Even more remarkable is that divers who make more repetitive dives appear to have a lower risk of DCS. This directly contradicts everything we know about decompression physiology.
Every repetitive dive takes place at a certain level of residual saturation. This is precisely why all decompression models explicitly account for repetitive dives. No one would seriously claim that additional nitrogen loading suddenly has a protective effect.
So how can such a correlation arise? The answer likely lies in a classic statistical fallacy.
A statistical illusion
Let’s imagine two divers. Diver A completes four dives in a single day. Diver B develops DCS after just the first dive. Which of the two will have more repetitive dives in the database at the end of the day? Diver A, of course. Diver B will not make a second, third, or fourth dive after symptoms appear.
This creates a seemingly paradoxical picture: The group with many repeat dives inevitably consists of people who have not developed DCS up to that point. The group with few repeat dives, on the other hand, automatically includes all divers whose dive day was cut short by DCS.
The result is a classic form of survivorship bias. Repeat dives do not protect against DCS. Rather, only those who have not previously experienced DCS can accumulate many repeat dives in the first place.

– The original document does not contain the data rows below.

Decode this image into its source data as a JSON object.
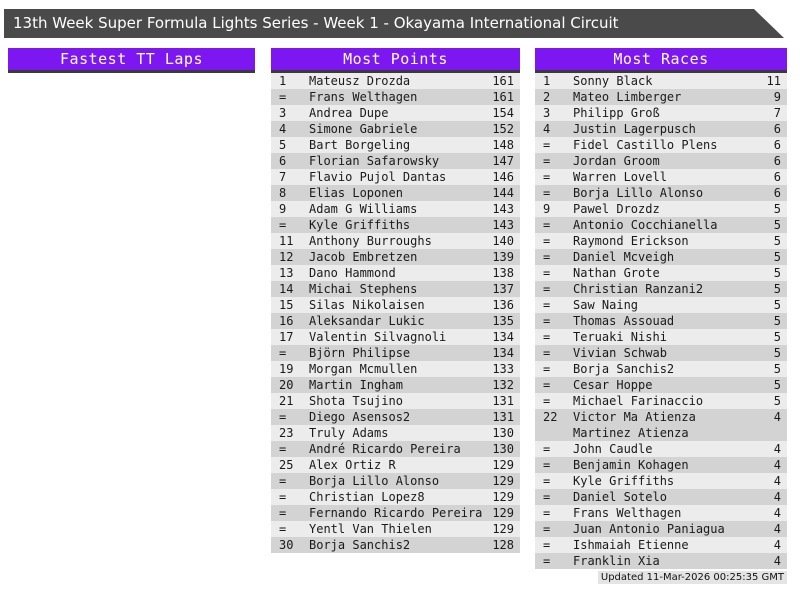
{
  "title_bar": {
    "text": "13th Week Super Formula Lights Series - Week 1 - Okayama International Circuit"
  },
  "sections": {
    "fastest_tt_laps": {
      "header": "Fastest TT Laps",
      "rows": []
    },
    "most_points": {
      "header": "Most Points",
      "rows": [
        {
          "rank": "1",
          "name": "Mateusz Drozda",
          "value": "161"
        },
        {
          "rank": "=",
          "name": "Frans Welthagen",
          "value": "161"
        },
        {
          "rank": "3",
          "name": "Andrea Dupe",
          "value": "154"
        },
        {
          "rank": "4",
          "name": "Simone Gabriele",
          "value": "152"
        },
        {
          "rank": "5",
          "name": "Bart Borgeling",
          "value": "148"
        },
        {
          "rank": "6",
          "name": "Florian Safarowsky",
          "value": "147"
        },
        {
          "rank": "7",
          "name": "Flavio Pujol Dantas",
          "value": "146"
        },
        {
          "rank": "8",
          "name": "Elias Loponen",
          "value": "144"
        },
        {
          "rank": "9",
          "name": "Adam G Williams",
          "value": "143"
        },
        {
          "rank": "=",
          "name": "Kyle Griffiths",
          "value": "143"
        },
        {
          "rank": "11",
          "name": "Anthony Burroughs",
          "value": "140"
        },
        {
          "rank": "12",
          "name": "Jacob Embretzen",
          "value": "139"
        },
        {
          "rank": "13",
          "name": "Dano Hammond",
          "value": "138"
        },
        {
          "rank": "14",
          "name": "Michai Stephens",
          "value": "137"
        },
        {
          "rank": "15",
          "name": "Silas Nikolaisen",
          "value": "136"
        },
        {
          "rank": "16",
          "name": "Aleksandar Lukic",
          "value": "135"
        },
        {
          "rank": "17",
          "name": "Valentin Silvagnoli",
          "value": "134"
        },
        {
          "rank": "=",
          "name": "Björn Philipse",
          "value": "134"
        },
        {
          "rank": "19",
          "name": "Morgan Mcmullen",
          "value": "133"
        },
        {
          "rank": "20",
          "name": "Martin Ingham",
          "value": "132"
        },
        {
          "rank": "21",
          "name": "Shota Tsujino",
          "value": "131"
        },
        {
          "rank": "=",
          "name": "Diego Asensos2",
          "value": "131"
        },
        {
          "rank": "23",
          "name": "Truly Adams",
          "value": "130"
        },
        {
          "rank": "=",
          "name": "André Ricardo Pereira",
          "value": "130"
        },
        {
          "rank": "25",
          "name": "Alex Ortiz R",
          "value": "129"
        },
        {
          "rank": "=",
          "name": "Borja Lillo Alonso",
          "value": "129"
        },
        {
          "rank": "=",
          "name": "Christian Lopez8",
          "value": "129"
        },
        {
          "rank": "=",
          "name": "Fernando Ricardo Pereira",
          "value": "129"
        },
        {
          "rank": "=",
          "name": "Yentl Van Thielen",
          "value": "129"
        },
        {
          "rank": "30",
          "name": "Borja Sanchis2",
          "value": "128"
        }
      ]
    },
    "most_races": {
      "header": "Most Races",
      "rows": [
        {
          "rank": "1",
          "name": "Sonny Black",
          "value": "11"
        },
        {
          "rank": "2",
          "name": "Mateo Limberger",
          "value": "9"
        },
        {
          "rank": "3",
          "name": "Philipp Groß",
          "value": "7"
        },
        {
          "rank": "4",
          "name": "Justin Lagerpusch",
          "value": "6"
        },
        {
          "rank": "=",
          "name": "Fidel Castillo Plens",
          "value": "6"
        },
        {
          "rank": "=",
          "name": "Jordan Groom",
          "value": "6"
        },
        {
          "rank": "=",
          "name": "Warren Lovell",
          "value": "6"
        },
        {
          "rank": "=",
          "name": "Borja Lillo Alonso",
          "value": "6"
        },
        {
          "rank": "9",
          "name": "Pawel Drozdz",
          "value": "5"
        },
        {
          "rank": "=",
          "name": "Antonio Cocchianella",
          "value": "5"
        },
        {
          "rank": "=",
          "name": "Raymond Erickson",
          "value": "5"
        },
        {
          "rank": "=",
          "name": "Daniel Mcveigh",
          "value": "5"
        },
        {
          "rank": "=",
          "name": "Nathan Grote",
          "value": "5"
        },
        {
          "rank": "=",
          "name": "Christian Ranzani2",
          "value": "5"
        },
        {
          "rank": "=",
          "name": "Saw Naing",
          "value": "5"
        },
        {
          "rank": "=",
          "name": "Thomas Assouad",
          "value": "5"
        },
        {
          "rank": "=",
          "name": "Teruaki Nishi",
          "value": "5"
        },
        {
          "rank": "=",
          "name": "Vivian Schwab",
          "value": "5"
        },
        {
          "rank": "=",
          "name": "Borja Sanchis2",
          "value": "5"
        },
        {
          "rank": "=",
          "name": "Cesar Hoppe",
          "value": "5"
        },
        {
          "rank": "=",
          "name": "Michael Farinaccio",
          "value": "5"
        },
        {
          "rank": "22",
          "name": "Victor Ma Atienza Martinez Atienza",
          "value": "4"
        },
        {
          "rank": "=",
          "name": "John Caudle",
          "value": "4"
        },
        {
          "rank": "=",
          "name": "Benjamin Kohagen",
          "value": "4"
        },
        {
          "rank": "=",
          "name": "Kyle Griffiths",
          "value": "4"
        },
        {
          "rank": "=",
          "name": "Daniel Sotelo",
          "value": "4"
        },
        {
          "rank": "=",
          "name": "Frans Welthagen",
          "value": "4"
        },
        {
          "rank": "=",
          "name": "Juan Antonio Paniagua",
          "value": "4"
        },
        {
          "rank": "=",
          "name": "Ishmaiah Etienne",
          "value": "4"
        },
        {
          "rank": "=",
          "name": "Franklin Xia",
          "value": "4"
        }
      ]
    }
  },
  "footer": {
    "updated": "Updated 11-Mar-2026 00:25:35 GMT"
  },
  "colors": {
    "accent_purple": "#7d17f2",
    "titlebar_gray": "#4a4a4a",
    "row_light": "#ececec",
    "row_dark": "#d3d3d3",
    "header_border": "#3a3a3a",
    "footer_bg": "#e4e4e4"
  }
}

A well-known problem in large observational studies
Such effects are well known in epidemiology. If time-dependent variables are not modeled correctly, correlations can arise that appear to be the exact opposite of the actual causality. The statistical correlation is then real. However, the interpretation is incorrect.
What can we learn from this?
The DAN study represents an impressive dataset and provides valuable insights into real-world diving conditions. Nevertheless, it also highlights the limitations of large observational databases. Not every statistical correlation automatically reflects a biological mechanism.
If a low BMI suddenly appears as a risk factor, women are said to have a higher risk of DCS, and repetitive dives seem to protect against DCS, one should not be too quick to throw one’s understanding of decompression physiology overboard. Often, the more plausible explanation is the more likely one: The observed correlations reflect differences among divers, reporting bias, or methodological peculiarities of data collection.
The most important finding, therefore, may not be that lean divers are at greater risk or that repetitive dives provide protection. Rather, the most important finding is that correlation and causation are not the same thing.
It is particularly regrettable that the authors barely discuss these obvious methodological issues. Even more problematic is the proposal to develop an algorithm for individual risk calculation based on the identified odds ratios. For example, the model includes each additional repetitive dive with an odds ratio of 0.94. Taken literally, this would mean that the risk of DCS decreases by about 6% with each additional repetitive dive: an impossibility. At this point, at the latest, it becomes clear that it is probably not physiology speaking here, but statistics.